The creation of my first hotel, Signature Living, came from two weekends I was forced to endure many years ago.
The first weekend, I stayed in a hotel in Newcastle that was far away from the city centre, whilst spending a night out queuing in the cold, only to head back to the hotel before midnight. The next weekend my wife, Katie, organised a birthday trip away in a hotel. I was, however, disappointed when I was handed the €85 euro bill for 5 fims, WiFi, a bar of chocolate and a bottle of water. I decided the hotel industry needed a change, and so my passion for creating a luxurious aparthotel in Liverpool took over. My goal was to provide unrivalled accommodation, fantastic service and no hidden extras.
I was so passionate about the project, I sold my retail business and bought the Victoria Street building, which is now known as Signature Living, in 2004. After 4 and a half years of planning and designing, and thanks to the love and support of my wife and family, we opened the doors to our first clients on 14th August, 2008. This was the beginning of the rest of our lives.
Now, I’m not saying opening a hotel is ever easy, it never is, and many guest’s walked through our doors within the first few months, but it was a huge struggle. Thankfully our passion and hard work, resulted in our occupancy level hitting in excess of 80% within our first year, which is a huge feat as we had no knowledge of the Hotel industry before our baptism of fire.
Thankfully as we opened more and more apartment blocks and hotels the skills that we had hastily acquired along the way helped us to create a new style of attaining our own enquiries, which has helped with how we have defined our companies DNA that now runs right through our company.
30 James Street
In 2013, following the successful of Signature Living, myself and Katie acquired Albion House, a Grade II* Listed building that was formerly the White Star Line’s headquarters, and was designed by Richard Norman Shaw and J. Francis Doyle in 1896. The building was the HQ for the shipping company that produced some of the biggest and best ships in the world at the time of their launch, and so it was also RMS Titanic’s port of registry.
We both fell in love with the history and architecture of the building, and wanted to create a hotel that commemorated not just the White Star Line and RMS Titanic, but celebrated the city of Liverpool’s extensive maritime history.

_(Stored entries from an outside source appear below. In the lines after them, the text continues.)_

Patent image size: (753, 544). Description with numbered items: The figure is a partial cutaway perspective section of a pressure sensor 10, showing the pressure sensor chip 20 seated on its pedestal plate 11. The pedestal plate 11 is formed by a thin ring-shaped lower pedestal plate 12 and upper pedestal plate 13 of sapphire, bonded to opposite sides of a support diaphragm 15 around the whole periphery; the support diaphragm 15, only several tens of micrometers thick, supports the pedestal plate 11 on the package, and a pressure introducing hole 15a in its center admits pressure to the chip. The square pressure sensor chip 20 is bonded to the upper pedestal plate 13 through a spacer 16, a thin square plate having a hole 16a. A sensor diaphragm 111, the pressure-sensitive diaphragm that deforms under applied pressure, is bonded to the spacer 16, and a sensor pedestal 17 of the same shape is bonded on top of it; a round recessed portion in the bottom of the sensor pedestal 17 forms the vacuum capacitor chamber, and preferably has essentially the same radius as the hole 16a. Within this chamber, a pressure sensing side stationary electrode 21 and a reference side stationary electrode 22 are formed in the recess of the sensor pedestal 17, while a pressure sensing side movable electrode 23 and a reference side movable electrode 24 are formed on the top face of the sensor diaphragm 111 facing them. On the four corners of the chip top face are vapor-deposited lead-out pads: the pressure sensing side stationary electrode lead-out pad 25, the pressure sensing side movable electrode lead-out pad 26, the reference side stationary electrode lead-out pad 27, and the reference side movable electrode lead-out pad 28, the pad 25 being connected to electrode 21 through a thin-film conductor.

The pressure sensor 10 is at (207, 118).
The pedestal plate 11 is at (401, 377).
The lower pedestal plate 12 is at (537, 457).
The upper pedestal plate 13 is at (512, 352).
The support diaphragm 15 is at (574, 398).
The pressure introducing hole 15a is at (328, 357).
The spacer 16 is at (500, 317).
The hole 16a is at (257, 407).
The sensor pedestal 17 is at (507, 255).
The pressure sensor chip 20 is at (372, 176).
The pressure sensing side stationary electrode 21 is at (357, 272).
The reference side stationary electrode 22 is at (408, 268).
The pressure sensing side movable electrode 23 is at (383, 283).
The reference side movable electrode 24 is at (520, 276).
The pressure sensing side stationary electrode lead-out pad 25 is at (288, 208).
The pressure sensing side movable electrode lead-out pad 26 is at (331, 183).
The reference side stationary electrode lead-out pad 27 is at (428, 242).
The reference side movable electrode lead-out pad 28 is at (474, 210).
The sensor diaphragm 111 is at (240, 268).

This was no easy task, not only did we have to try and convince many individual investors to trust in our newly formed company, but we also had to contend with a very structured planning policy due to its National heritage status of Grade 2 star, you then have to contend with Conservation and the Victorian Society, if you have ever heard of the terminology of spinning plates, then this was like spinning tables.
I can see why developers do not wish to step into this cauldron and then as if it can’t get any worse you have to shoe horn a modern hotel into a listed building and bring the project in on time and on budget and then pull out your last bit of energy and try and fill the hotel, because if you do not, you could lose it all.
Quite daunting wouldn’t you say.
In April 2014, we successfully launched 30 James Street – Home of the Titanic, a Titanic-themed hotel in Liverpool. Each room commemorates a passenger or crew member aboard the famous ship, or celebrates a connection to the White Star Line company. We also launched Liverpool’s first rooftop bar, the Carpathia Champagne Bar and Restaurant, as well as the amazing Morgan’s Vault and Spa, offering a variety of relaxing spa treatments and packages.
The Shankly Hotel
The Shankly Hotel We could not be more excited for its opening. Liverpool is such an amazing city with so much history to be proud of, and my goal is to ensure our heritage is never forgotten. Bill Shankly means a great deal not just to football fans, but to the city of Liverpool, and the legacy he left behind lives on. Please browse the website for the latest news on this amazing project.
I’m very proud of my achievements over the years, and the path here has most definitely been exciting and rewarding; it is certainly a path I hope to stay on for many years to come.